Mariana La Barby Juárez, reconocida boxeadora mexicana, ha tenido que enfrentar duros golpes tanto dentro como fuera del ring. Como madre soltera, regresó al boxeo para sacar adelante a su hija, convirtiéndose en un ejemplo de perseverancia y amor maternal.
Tres generaciones de mujeres fuertes
Su nombre real es María Anastasia, en homenaje a sus abuelas, a quienes describe como “la representación de la mujer fuerte y trabajadora”. Su madre, Patricia, falleció en 2018 a causa de un cáncer agresivo, pero dejó grandes enseñanzas. “Nunca la vi quejarse ni estar en cama hasta el final. Tengo esa representación de mujeres fuertes que siguen adelante”, recuerda.
Los sacrificios de una campeona
La Barby Juárez sufrió con los bajos pagos en el boxeo, incluso siendo campeona. “Había veces que cruzaba los dedos para tener los 300 pesos de la guardería. Como campeona viajaba en microbús. Da pena decirlo, pero apenas manteníamos el día a día. Mi hija siempre fue mi motor”, confiesa.
Hoy, con patrocinios y participaciones en realitys, ha consolidado su popularidad, pero los golpes de la vida fueron más duros que los del ring. Al final, también ganó por nocaut. Ahora que su hija Natasha decidió seguir sus pasos, la apoya aunque sufra. “Me hubiera gustado que se dedicara a otra cosa, pero tengo que ser empática. Voy a sufrir viéndola arriba, pero la apoyo”, dice sobre Natasha, quien se prepara en Dallas, Texas, para un torneo de boxeo.

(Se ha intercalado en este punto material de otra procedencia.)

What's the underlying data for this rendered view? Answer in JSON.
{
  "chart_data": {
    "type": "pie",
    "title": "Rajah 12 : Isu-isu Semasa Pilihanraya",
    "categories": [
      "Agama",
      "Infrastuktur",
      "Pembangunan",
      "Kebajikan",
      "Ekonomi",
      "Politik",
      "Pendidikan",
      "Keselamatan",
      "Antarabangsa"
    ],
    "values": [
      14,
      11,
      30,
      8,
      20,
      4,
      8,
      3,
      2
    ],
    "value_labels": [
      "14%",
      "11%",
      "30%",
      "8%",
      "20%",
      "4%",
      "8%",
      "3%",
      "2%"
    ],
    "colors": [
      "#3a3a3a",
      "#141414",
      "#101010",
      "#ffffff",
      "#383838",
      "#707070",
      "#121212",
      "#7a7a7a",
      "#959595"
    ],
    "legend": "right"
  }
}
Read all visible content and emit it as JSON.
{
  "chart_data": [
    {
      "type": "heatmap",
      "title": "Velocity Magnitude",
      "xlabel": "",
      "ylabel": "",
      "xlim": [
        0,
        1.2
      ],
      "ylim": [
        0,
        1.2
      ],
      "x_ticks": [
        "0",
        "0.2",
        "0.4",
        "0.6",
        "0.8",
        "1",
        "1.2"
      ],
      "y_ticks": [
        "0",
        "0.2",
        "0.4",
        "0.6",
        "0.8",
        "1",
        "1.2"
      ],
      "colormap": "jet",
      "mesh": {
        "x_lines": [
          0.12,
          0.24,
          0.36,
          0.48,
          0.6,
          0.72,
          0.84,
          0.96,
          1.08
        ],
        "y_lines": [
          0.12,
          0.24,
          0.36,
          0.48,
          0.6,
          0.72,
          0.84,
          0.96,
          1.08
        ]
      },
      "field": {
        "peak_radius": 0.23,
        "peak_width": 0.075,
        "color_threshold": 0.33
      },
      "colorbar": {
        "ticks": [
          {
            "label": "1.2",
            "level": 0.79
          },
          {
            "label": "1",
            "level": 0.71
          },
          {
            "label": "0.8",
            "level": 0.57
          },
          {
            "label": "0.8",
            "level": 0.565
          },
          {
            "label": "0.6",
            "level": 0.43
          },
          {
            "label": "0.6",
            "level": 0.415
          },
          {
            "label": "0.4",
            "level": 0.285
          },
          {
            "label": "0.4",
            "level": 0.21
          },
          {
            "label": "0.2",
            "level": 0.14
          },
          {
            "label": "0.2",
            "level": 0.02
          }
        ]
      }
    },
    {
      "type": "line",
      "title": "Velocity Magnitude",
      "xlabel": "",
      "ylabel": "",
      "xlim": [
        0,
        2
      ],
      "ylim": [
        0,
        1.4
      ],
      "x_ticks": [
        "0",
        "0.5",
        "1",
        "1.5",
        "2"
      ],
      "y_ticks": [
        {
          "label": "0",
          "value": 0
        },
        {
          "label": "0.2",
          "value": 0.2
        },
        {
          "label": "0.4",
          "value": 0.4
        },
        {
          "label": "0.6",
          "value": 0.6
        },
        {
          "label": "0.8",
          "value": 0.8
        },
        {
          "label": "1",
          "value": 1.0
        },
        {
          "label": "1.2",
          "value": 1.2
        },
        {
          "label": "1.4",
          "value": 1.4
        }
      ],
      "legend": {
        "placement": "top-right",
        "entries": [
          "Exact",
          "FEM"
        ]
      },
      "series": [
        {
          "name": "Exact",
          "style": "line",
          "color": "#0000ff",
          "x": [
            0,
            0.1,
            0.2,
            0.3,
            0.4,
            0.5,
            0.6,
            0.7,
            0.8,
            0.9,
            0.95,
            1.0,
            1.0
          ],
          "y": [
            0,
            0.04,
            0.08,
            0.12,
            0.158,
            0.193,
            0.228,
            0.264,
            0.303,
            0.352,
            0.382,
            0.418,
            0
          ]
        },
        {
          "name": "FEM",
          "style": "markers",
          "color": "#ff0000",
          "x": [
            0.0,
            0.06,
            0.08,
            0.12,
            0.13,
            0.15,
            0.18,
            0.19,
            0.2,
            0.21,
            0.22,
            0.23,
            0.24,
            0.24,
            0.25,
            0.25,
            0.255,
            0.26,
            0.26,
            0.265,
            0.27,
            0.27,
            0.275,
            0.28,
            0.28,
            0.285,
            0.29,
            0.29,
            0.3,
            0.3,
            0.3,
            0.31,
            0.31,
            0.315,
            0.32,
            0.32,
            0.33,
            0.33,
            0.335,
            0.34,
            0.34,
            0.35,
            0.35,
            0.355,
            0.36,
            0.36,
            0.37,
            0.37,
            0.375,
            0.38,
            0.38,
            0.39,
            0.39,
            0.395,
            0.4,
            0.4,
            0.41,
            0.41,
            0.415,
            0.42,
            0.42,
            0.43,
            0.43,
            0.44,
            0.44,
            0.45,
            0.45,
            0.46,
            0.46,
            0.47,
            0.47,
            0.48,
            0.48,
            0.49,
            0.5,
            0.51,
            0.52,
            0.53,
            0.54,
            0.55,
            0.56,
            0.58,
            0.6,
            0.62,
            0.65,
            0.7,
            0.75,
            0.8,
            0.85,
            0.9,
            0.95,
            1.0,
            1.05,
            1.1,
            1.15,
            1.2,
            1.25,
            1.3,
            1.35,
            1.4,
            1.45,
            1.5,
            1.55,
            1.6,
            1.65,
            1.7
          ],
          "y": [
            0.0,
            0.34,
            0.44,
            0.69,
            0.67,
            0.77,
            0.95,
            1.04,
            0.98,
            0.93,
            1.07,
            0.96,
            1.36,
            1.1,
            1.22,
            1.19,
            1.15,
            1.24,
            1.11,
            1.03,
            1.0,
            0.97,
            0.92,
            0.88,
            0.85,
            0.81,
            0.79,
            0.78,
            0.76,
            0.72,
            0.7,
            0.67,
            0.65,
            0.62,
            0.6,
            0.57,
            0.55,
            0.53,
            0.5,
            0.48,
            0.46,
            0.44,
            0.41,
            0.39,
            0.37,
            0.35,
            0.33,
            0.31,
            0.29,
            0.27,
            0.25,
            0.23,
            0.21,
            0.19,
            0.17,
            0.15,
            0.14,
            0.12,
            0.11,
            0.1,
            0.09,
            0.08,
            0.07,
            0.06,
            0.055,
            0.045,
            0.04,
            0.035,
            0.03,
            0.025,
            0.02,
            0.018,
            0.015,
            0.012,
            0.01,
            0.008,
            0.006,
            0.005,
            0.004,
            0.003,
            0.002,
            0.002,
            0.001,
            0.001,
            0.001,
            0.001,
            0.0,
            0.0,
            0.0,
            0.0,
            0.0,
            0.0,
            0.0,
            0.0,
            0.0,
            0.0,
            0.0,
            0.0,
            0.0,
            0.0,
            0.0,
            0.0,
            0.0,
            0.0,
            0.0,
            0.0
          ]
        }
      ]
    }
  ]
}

Recuerdos del Día de las Madres
La Barby recuerda con nostalgia un festival del 10 de mayo donde bailó “La bolita” de Garibaldi. “Me hubiera gustado aprender a cantar para cantarle a mi mamá”. Como madre boxeadora, hacía esfuerzos por estar en los festivales de su hija. “Me salía de los entrenamientos para verla, pero a veces no nos quedábamos todo el festival. Una vez me tenía que ir a un pesaje y mi hija me decía: ‘Mami, falta una canción’. Yo le respondía: ‘Vámonos, me la cantas en el carro’”.
El gimnasio fue su guardería por mucho tiempo. “Cuando era bebé, la tenía conmigo en los entrenamientos, pero luego creció y me daba miedo porque era un lugar con muchos hombres. Tuve que buscar una guardería”. Su mejor recuerdo fue poder cargar y besar a su hija después de ganar un cinturón de campeonato, aún con el sudor de la batalla.
Este 10 de mayo, debido a los entrenamientos de su hija, no podrán celebrar juntas. “Son los sacrificios de este deporte, pero nos hablamos a diario y pronto la veré”.
Mensaje para las madres
Mariana La Barby Juárez se despide con un mensaje: “Las mamás son luz en la vida de sus hijos. Cuídense, porque siempre las vamos a necesitar. Si tienen a su mamá, abrácenla y bésenla, díganle cuánto la quieren”. La boxeadora está cerca de retirarse, pero seguirá buscando triunfos en la vida diaria.